Furthermore, LDLR activity is regulated by PCSK9 which targets the receptor for degradation. Loss-of-function mutations in PCSK9 lead to increased LDLR activity and decreased LDL levels. This has led to the development a novel group of drugs, PSCK9 inhibitors, to treat severe hypercholesterolemia. (Bergeron et al. 2015).
LDLR-independent pathway is the sole means of clearance of LDL from the plasma of hoFH patients with null-alleles. LDL can be taken up by a non-specific mechanism resembling phagocytosis. However, this is inefficient and only accounts for a minor part of the clearance of LDL from the plasma.
Figure 3. Structure and domains of LDL receptor (a) and metabolism of LDL and functional consequences of LDLR mutations (b). LDLR is synthesized at the endoplasmic reticulum (ER), transported to the Golgi where it is further processed. Mature LDLR is transported to the plasma membrane where it binds LDL particles via ApoB. The LDLR/LDL complex is endocytosed from clathrin-coated pits. In the cell, the LDL is targeted to lysosomal degradation whereas the receptor is recycled to the cell surface for multiple rounds of receptor-mediated endocytosis. LDLR mutations are classified into five functional classes based on the phenotypic behaviour of the mutant protein: Class I mutations affect the synthesis of the receptor (null-alleles) (1); class II: defective transport to Golgi or plasma membrane (2); class III binding-deficient (3); class IV impaired endocytosis (4) and class V recycling deficient (5).
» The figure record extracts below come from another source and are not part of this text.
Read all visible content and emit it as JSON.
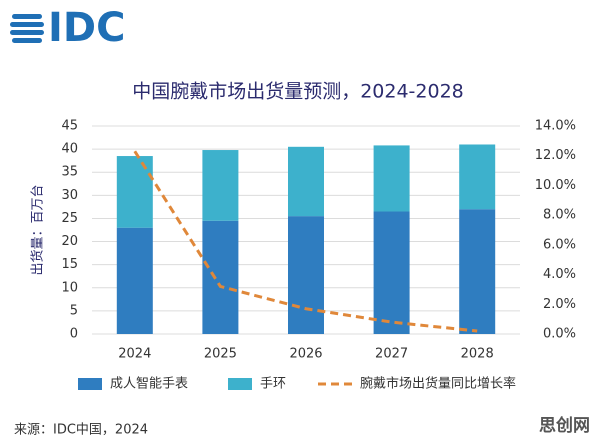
{
  "logo": "IDC",
  "chart_data": {
    "type": "bar",
    "stacked": true,
    "title": "中国腕戴市场出货量预测，2024-2028",
    "y_label": "出货量：百万台",
    "categories": [
      "2024",
      "2025",
      "2026",
      "2027",
      "2028"
    ],
    "series": [
      {
        "name": "成人智能手表",
        "color": "#2f7dc0",
        "values": [
          23,
          24.5,
          25.5,
          26.5,
          27
        ]
      },
      {
        "name": "手环",
        "color": "#3db1cc",
        "values": [
          15.5,
          15.3,
          15,
          14.3,
          14
        ]
      },
      {
        "name": "腕戴市场出货量同比增长率",
        "color": "#e0883a",
        "type": "line",
        "dashed": true,
        "axis": "y2",
        "values": [
          12.3,
          3.2,
          1.7,
          0.8,
          0.2
        ]
      }
    ],
    "ylim": [
      0,
      45
    ],
    "yticks": [
      0,
      5,
      10,
      15,
      20,
      25,
      30,
      35,
      40,
      45
    ],
    "y2lim": [
      0,
      14
    ],
    "y2ticks": [
      {
        "value": 0,
        "label": "0.0%"
      },
      {
        "value": 2,
        "label": "2.0%"
      },
      {
        "value": 4,
        "label": "4.0%"
      },
      {
        "value": 6,
        "label": "6.0%"
      },
      {
        "value": 8,
        "label": "8.0%"
      },
      {
        "value": 10,
        "label": "10.0%"
      },
      {
        "value": 12,
        "label": "12.0%"
      },
      {
        "value": 14,
        "label": "14.0%"
      }
    ],
    "grid": true,
    "legend": "bottom"
  },
  "source": "来源：IDC中国，2024",
  "watermark": "思创网"
}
Modified from (Benito-Vicente et al. 2018)
2.4.6 Reverse cholesterol transport
Reverse-cholesterol transport (RCT) is the process by which cholesterol is transported via HDL, from the periphery and lesions to the liver for excretion. It involves the efflux of free cholesterol (FC) from macrophages by ABCA1 to lipid-poor Apo-A1 secreted from the liver and intestinal enterocytes to form discoidal nascent HDL (nHDL) which contains FC, PL and ApoAI. Then the enzyme LCAT catalyzes the conversion of FC to CE to eventually form the spherical, mature HDL particles. (Cohen and Fisher 2013). The liver takes up FC and CE from the mature HDL particle via SR-BI leaving behind a remnant HDL and lipid-free ApoAI that returns for another cycle of RCT (Cohen and Fisher 2013). However, based on current evidence this traditional model of RCT has been suggested to be a minor mechanism and a ‘revised’ model has been proposed where LCAT plays a minor role in RCT.
This newer model suggests that most HDL-FC and nHDL-FC transfer to the liver rapidly independent of LCAT activity. (Gillard et al. 2018).